7 Reasons That Vuvuzelas Are Annoying
1. The Obsession. The nation is obsessed with the vuvuzela. It’s impossible to read a newspaper, listen to the radio, watch the television, go to the pub, or read an internet humour site without someone bleating on about vuvuzelas. But I think that this focus on the vuvuzela is causing us to miss out on other World Cup stories. We’re just not getting enough ill-informed conjecture about problems with the ball: Is it that it’s too round? Is it the altitude? Does it fly too straight? Doesn’t it fly straight enough? Does it look too much like a fly?
All of the coverage of the vuvuzelas is preventing us from having what we really want. 24 hour per day coverage of the ball. And more Robbie Savage.
2. The Name. The English language is a fusion of many languages from around the world and a lot of our words come from other countries. We get bungalow from India, sepia from Italy, mammoth from Russia and surrender from France (rather unsurprisingly). Yet it’s safe to say that our language wasn’t aided in its evolution by anyone who had been involved in professional football as, in the past week – from various players and former-players – I’ve heard “vuvulas”, “vuvuslas”, “the horns” and from Sir Geoff Hurst, no less, “uvuvezlas”. The awful mangling of the word vuvuzela is possibly the only thing that’s more grating than the sound of the instrument itself.
3. Stadium Atmosphere. The din of the vuvuzelas drowns out everything else occurring in the stadiums. This isn’t always a bad thing, as it drowned out the sound of happy Germans on Sunday, but it drowned everything else out too. The crowd reaction, singing, cheering, chanting, abuse; in fact, just about all of the things that reflect the partisan nature of football. The drone of massed vuvuzelas is a relentless unremitting cacophany that doesn’t abuse the referee, ask Fabio to dance, play the theme from The Great Escape (sorry, poor argument); doesn’t do anything fun or interesting at all. It’s just noise. An incessant racket that drowns out everything good about the stadium atmosphere. Everything.

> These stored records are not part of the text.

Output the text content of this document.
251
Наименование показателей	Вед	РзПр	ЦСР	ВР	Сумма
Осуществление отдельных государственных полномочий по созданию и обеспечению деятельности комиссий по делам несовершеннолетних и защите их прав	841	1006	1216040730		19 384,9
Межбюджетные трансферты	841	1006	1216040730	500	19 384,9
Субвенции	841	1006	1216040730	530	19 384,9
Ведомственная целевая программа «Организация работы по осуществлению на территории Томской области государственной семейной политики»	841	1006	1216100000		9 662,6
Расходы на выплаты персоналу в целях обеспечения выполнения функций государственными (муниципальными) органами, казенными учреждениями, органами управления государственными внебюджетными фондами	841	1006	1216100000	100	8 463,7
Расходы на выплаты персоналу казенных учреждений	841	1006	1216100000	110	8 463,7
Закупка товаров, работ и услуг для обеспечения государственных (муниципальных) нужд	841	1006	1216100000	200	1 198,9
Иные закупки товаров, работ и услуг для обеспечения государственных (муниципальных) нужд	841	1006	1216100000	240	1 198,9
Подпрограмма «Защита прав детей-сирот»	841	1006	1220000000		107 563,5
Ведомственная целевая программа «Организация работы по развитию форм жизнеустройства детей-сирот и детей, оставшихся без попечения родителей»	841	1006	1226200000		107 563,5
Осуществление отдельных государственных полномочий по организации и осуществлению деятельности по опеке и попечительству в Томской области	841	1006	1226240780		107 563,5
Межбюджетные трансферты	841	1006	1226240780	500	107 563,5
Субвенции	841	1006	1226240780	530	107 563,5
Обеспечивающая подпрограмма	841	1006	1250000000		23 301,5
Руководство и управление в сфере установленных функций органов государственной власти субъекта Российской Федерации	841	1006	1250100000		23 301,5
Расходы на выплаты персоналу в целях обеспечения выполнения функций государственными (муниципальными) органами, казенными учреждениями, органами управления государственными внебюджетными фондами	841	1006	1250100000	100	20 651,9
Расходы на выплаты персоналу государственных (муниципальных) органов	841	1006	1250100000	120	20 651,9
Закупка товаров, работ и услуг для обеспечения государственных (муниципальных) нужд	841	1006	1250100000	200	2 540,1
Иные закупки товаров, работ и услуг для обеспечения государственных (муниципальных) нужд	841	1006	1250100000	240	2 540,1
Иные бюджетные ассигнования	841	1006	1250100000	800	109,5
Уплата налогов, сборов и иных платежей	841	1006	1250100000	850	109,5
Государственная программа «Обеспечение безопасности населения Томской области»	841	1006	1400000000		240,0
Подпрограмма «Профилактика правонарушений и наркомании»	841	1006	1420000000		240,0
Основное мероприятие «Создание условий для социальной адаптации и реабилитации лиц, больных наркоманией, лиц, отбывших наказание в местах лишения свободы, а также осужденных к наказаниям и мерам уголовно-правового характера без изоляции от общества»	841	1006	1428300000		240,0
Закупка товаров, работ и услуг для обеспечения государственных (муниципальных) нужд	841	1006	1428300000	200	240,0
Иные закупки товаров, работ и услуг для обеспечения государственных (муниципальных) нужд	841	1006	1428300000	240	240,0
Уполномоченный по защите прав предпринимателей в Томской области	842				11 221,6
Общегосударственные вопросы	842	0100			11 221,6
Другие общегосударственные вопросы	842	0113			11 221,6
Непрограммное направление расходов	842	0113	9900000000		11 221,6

4. Domestic Atmosphere. The vuvuzela operates at a similar pitch and tone to the human voice which means that, when you’re viewing the World Cup at home, you’re trying to filter out the frequency that other people in the room are speaking at. Thanks to the vuvuzela, if my wife turned to me during a match and said, “Would you like a beer?” or “Jennifer Aniston’s at the door, she wants to know if you can come out to play,” I probably wouldn’t hear her. Experience tells me that she’s unlikely to say either of those things, but what if she did and I missed it? Catastrophe. I hate going to the fridge.
5. Envy. It’s substantial, straight and three feet long, and I must say that I’m quite jealous, as there’s no way I could take anything like that to a football match in England. I’d probably be fed to a police-horse or charged with possession of a vuva vovos avuvuvu…“I’ll let you off with a caution this time sonny, now on your way”. We don’t even get trusted with bottled water over here.
6. Sound. The sound of massed vuvuzelas is like the sound of a swarm of angry wasps, but deeper. Usually, the larger an animal is, the deeper the sound that they make – so it’s giant angry wasps that we’ll hear the sound of all summer. Giant angry wasps! Well I certainly won’t be falling asleep during a match, or at any time at all during the summer. Except when Andy Townsend’s “analysing” the action, that is.
7. We’re Stuck With Them. There is only one thing that would be worse than enduring the sound of the vuvuzela: That would be banning the vuvuzela. Just because we Europeans have our own expectations of how a football match should be viewed, it doesn’t mean that they should be forced on the rest of the world. This is South Africa’s World Cup, and god knows they’ve earned it. World Cup 2010 should be a uniquely African spectacle and, much to my annoyance, this includes that giant dung beetle thing from the opening ceremony and the bloody vuvuzelas. But we shouldn’t be downhearted about this; sometimes the most memorable parts of World Cups are the unique things that the host nations bring to them. Mexico ’86’s wave, Argentina ’78’s ticker-tape, Italia ’90’s Three Tenors and USA ’94’s blank incomprehension about some sort of soccer-ball tournament going on. Long after many of the matches and incidents are forgotten, these are the memories that remain. And so it will be with the vuvuzela. We will have to suffer it for a month or so, but in time it’ll be the thing that the tournament is remembered for. We may even feel nostalgia for it. Eventually.